It doesn’t matter where you are, what you’re doing or with whom you’re speaking — it’s next to impossible to avoid references to Donald Trump these days. From social media to social situations, from televised fiction to telephone conversations, Trump is everywhere. Of course, comics — and especially the super-hero genre — have always served as an escape for the masses.
An even safer bet for refuge in comics are back issues. I’ve been poring over dozens of older comics — dating back a couple of years to a couple of decades — as of late, finding some charming storytelling, some impressive work and some clunkers as well.
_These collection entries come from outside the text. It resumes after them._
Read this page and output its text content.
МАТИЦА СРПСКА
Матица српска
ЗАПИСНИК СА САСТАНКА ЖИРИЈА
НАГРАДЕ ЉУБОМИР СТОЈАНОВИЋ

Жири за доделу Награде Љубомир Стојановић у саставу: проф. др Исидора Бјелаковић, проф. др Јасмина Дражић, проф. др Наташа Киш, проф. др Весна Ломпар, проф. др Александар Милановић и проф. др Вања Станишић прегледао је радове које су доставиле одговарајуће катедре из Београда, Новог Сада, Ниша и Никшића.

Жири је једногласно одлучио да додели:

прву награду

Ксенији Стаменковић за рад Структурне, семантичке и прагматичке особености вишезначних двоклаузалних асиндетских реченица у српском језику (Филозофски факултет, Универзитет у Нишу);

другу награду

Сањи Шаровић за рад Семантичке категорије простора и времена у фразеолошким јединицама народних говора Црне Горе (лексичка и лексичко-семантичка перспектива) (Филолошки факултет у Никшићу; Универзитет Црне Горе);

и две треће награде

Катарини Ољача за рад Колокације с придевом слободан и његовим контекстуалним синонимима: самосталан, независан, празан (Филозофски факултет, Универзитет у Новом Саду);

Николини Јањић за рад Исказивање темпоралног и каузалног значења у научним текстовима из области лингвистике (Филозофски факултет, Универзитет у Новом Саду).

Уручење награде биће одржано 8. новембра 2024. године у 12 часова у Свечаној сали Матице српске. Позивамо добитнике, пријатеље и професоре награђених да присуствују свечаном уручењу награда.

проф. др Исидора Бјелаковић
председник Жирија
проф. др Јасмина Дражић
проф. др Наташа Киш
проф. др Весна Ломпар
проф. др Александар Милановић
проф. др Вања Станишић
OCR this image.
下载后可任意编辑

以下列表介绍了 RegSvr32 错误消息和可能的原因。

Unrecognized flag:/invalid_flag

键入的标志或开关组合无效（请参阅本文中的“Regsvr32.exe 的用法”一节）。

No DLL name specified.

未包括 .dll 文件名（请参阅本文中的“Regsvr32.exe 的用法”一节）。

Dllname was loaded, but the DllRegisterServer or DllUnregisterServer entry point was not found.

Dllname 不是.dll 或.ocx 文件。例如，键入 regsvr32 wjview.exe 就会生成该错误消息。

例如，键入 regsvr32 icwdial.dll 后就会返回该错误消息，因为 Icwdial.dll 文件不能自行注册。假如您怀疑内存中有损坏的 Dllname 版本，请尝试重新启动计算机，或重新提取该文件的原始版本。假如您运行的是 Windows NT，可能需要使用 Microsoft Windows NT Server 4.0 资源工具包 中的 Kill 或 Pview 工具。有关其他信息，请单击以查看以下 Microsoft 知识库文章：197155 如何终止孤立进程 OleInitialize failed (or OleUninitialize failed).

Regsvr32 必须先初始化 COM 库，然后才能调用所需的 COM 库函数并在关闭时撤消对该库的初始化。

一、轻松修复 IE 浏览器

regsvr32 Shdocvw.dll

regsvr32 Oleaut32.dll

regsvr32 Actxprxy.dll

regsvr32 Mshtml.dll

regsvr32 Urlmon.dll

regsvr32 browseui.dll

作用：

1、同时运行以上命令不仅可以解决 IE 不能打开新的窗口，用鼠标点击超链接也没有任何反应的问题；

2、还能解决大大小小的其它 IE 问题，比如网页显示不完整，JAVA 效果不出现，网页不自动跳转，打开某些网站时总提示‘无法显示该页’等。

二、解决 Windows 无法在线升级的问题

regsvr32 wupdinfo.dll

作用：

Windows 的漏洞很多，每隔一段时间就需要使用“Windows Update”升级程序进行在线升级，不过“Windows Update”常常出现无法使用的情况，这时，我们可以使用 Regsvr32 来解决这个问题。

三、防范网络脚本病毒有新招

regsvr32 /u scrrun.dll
I’ve been making my way through a stack of old Spectacular Spider-Man issues the last couple of days, enjoying the artistry of Sal Buscema.
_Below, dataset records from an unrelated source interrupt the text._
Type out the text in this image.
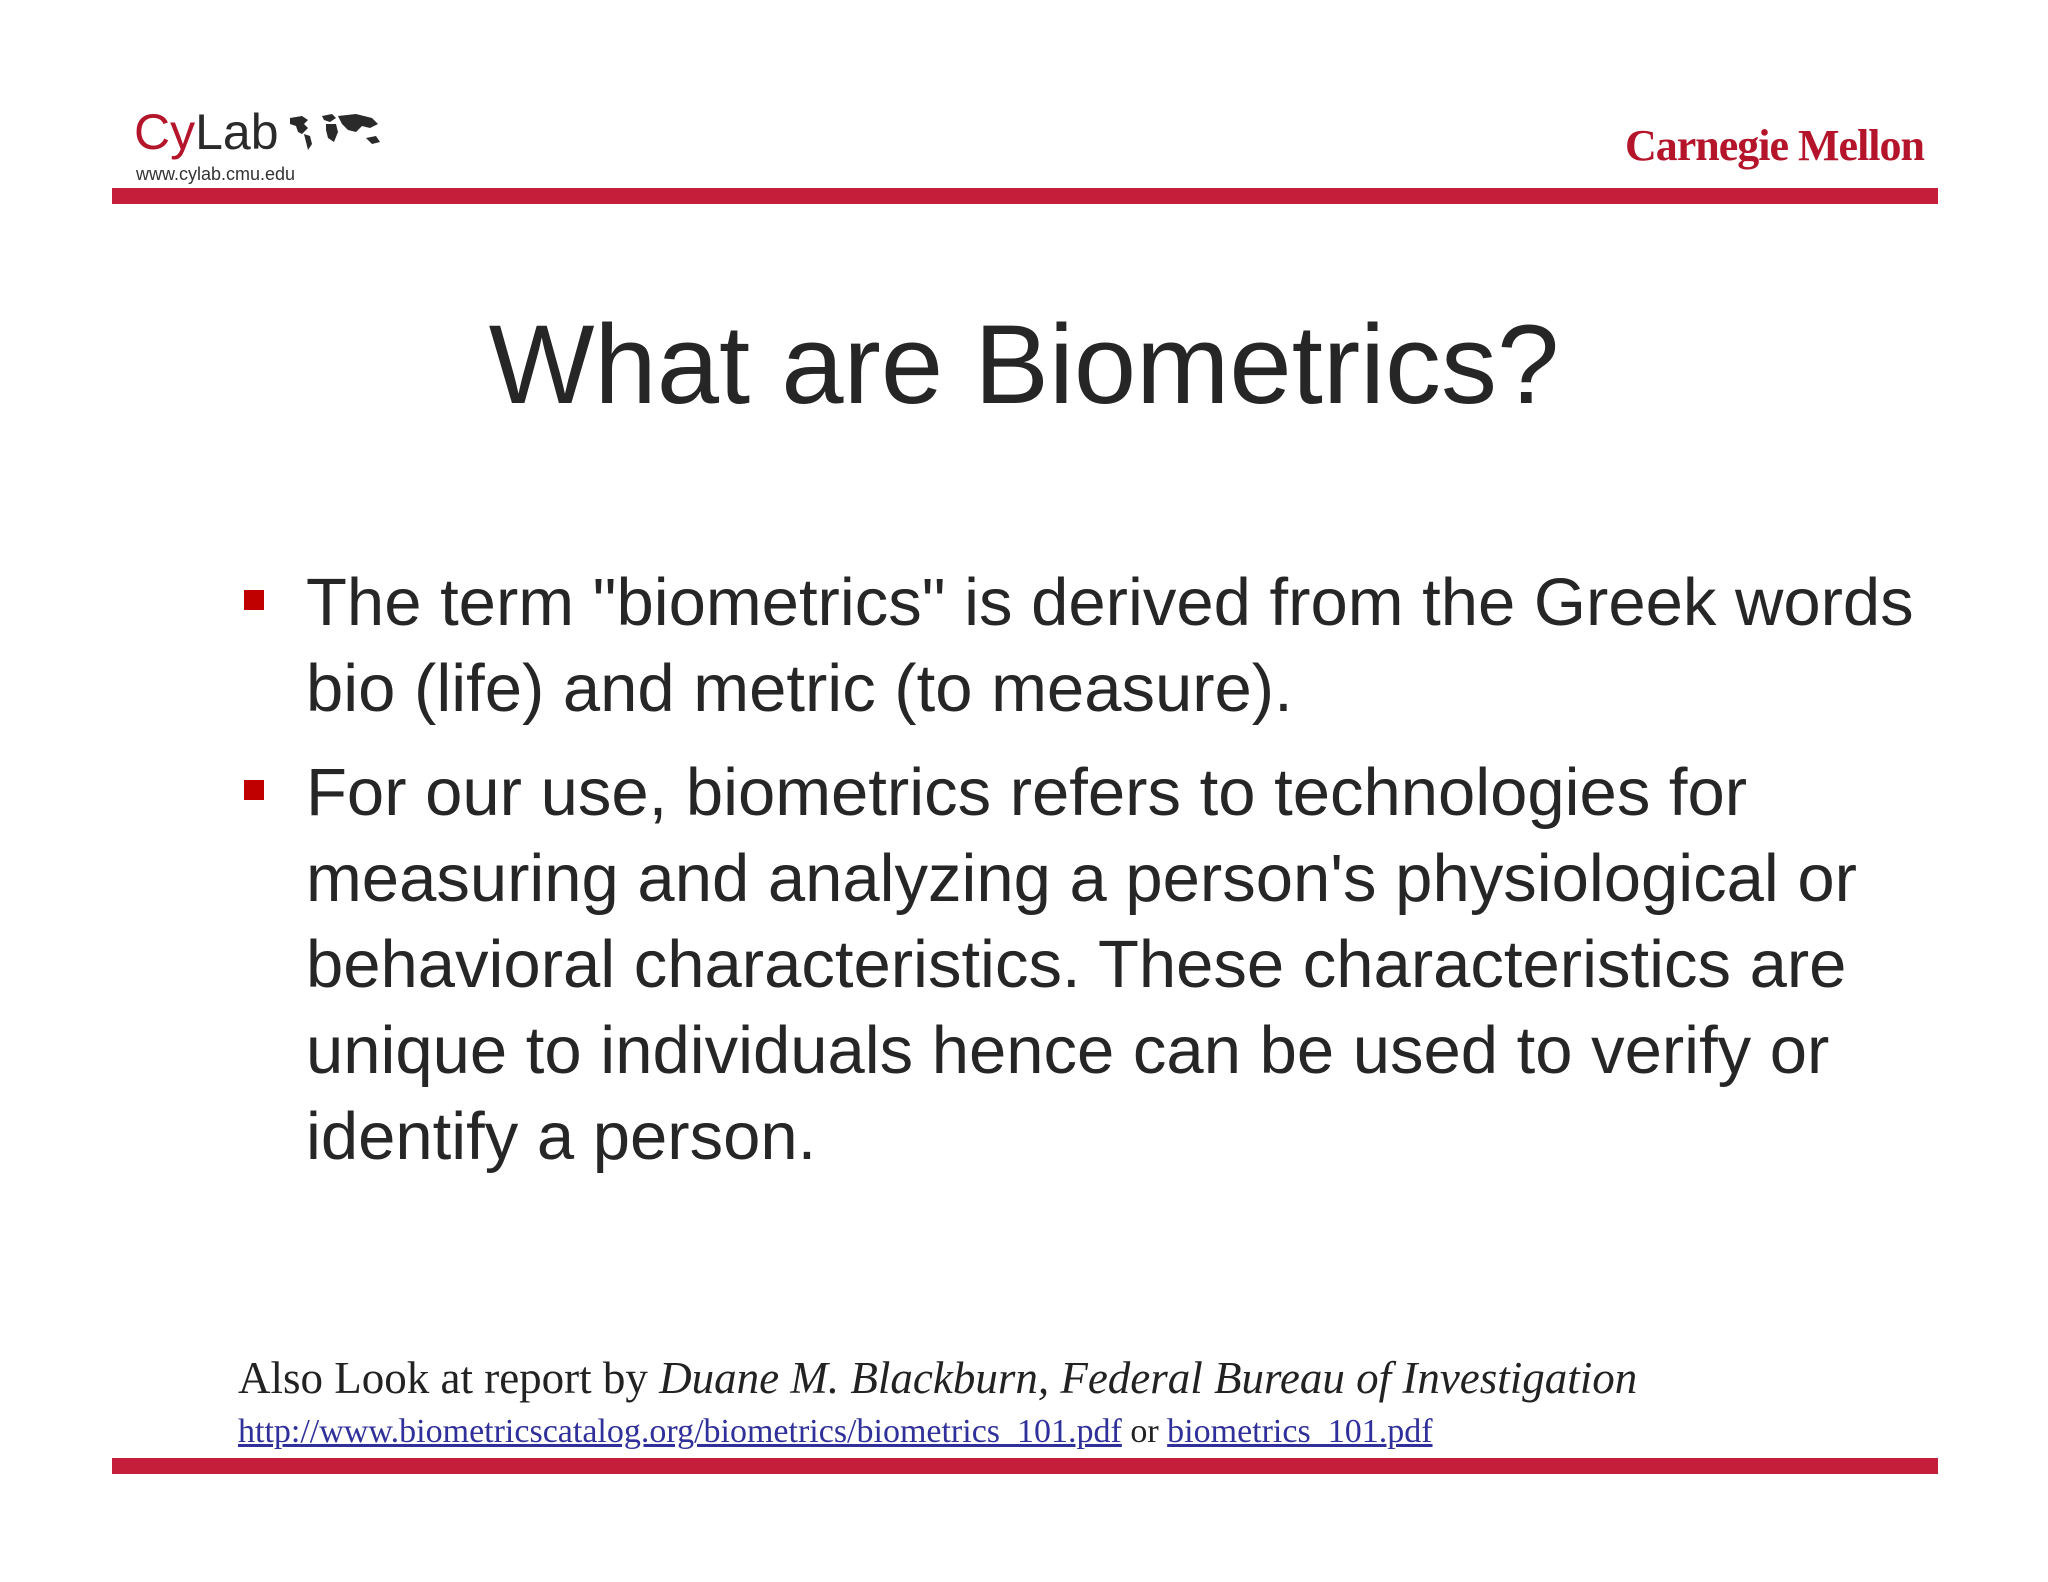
CyLab
www.cylab.cmu.edu
Carnegie Mellon
What are Biometrics?
The term "biometrics" is derived from the Greek words bio (life) and metric (to measure).
For our use, biometrics refers to technologies for measuring and analyzing a person's physiological or behavioral characteristics. These characteristics are unique to individuals hence can be used to verify or identify a person.
Also Look at report by Duane M. Blackburn, Federal Bureau of Investigation
http://www.biometricscatalog.org/biometrics/biometrics_101.pdf or biometrics_101.pdf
And then I hit Page 6 of Spectacular Spider-Man #171, published in late 1990, and I was jolted from my escapist reverie.
The issue is the first part of a climactic confrontation between Spidey and Thomas Fireheart, AKA the Puma, an unusual addition to the webhead’s rogues gallery in that he’s something of an anti-hero: an assassin for hire but also a hero to his Native American tribe.
He’s also a business tycoon who injected himself into Spidey’s life by way of a hostile takeover of The Daily Bugle, which eventually prompted a showdown between the two superhuman characters.
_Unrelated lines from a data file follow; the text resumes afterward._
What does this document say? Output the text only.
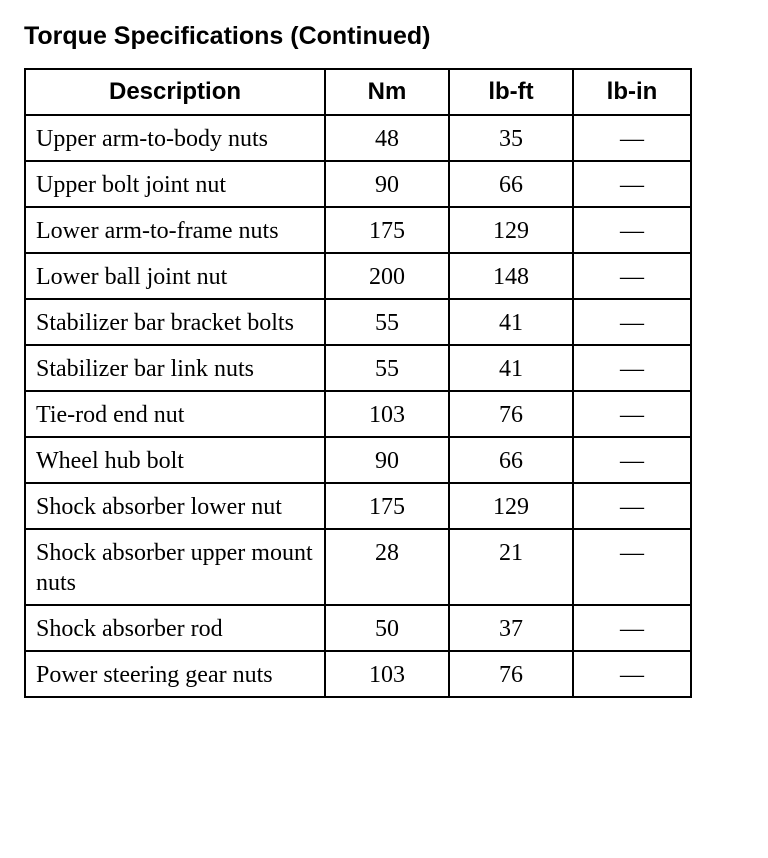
Torque Specifications (Continued)
Description	Nm	lb-ft	lb-in
Upper arm-to-body nuts	48	35	—
Upper bolt joint nut	90	66	—
Lower arm-to-frame nuts	175	129	—
Lower ball joint nut	200	148	—
Stabilizer bar bracket bolts	55	41	—
Stabilizer bar link nuts	55	41	—
Tie-rod end nut	103	76	—
Wheel hub bolt	90	66	—
Shock absorber lower nut	175	129	—
Shock absorber upper mount nuts	28	21	—
Shock absorber rod	50	37	—
Power steering gear nuts	103	76	—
If there’s one thing that can be said of writer Gerry Conway’s and artist Sal Buscema’s run on this title in that era, it’s that they delivered traditional super-hero action and soap-opera drama. Marvel’s also known for efforts to include topical references, and this time, that meant name-dropping a certain rising figure in the New York real-estate scene.
Did you catch that? Maybe the metahuman melee in an office setting distracted you. Here’s the relevant quote at the right (as lettered by Rick Parker), isolated and enlarged for your bemusement. It seems odd to see the spectre of the Donald looming over a super-hero comic, not only before his presidential run but especially ahead of his reality game-show hosting duties.
The only solace I take from the reference is that Spidey only seems to comment on the quality of Trump’s attire. I’m certain Peter Parker would take issue with his politics and antics, and I doubt he’d make such a benign remark about the Orange One today.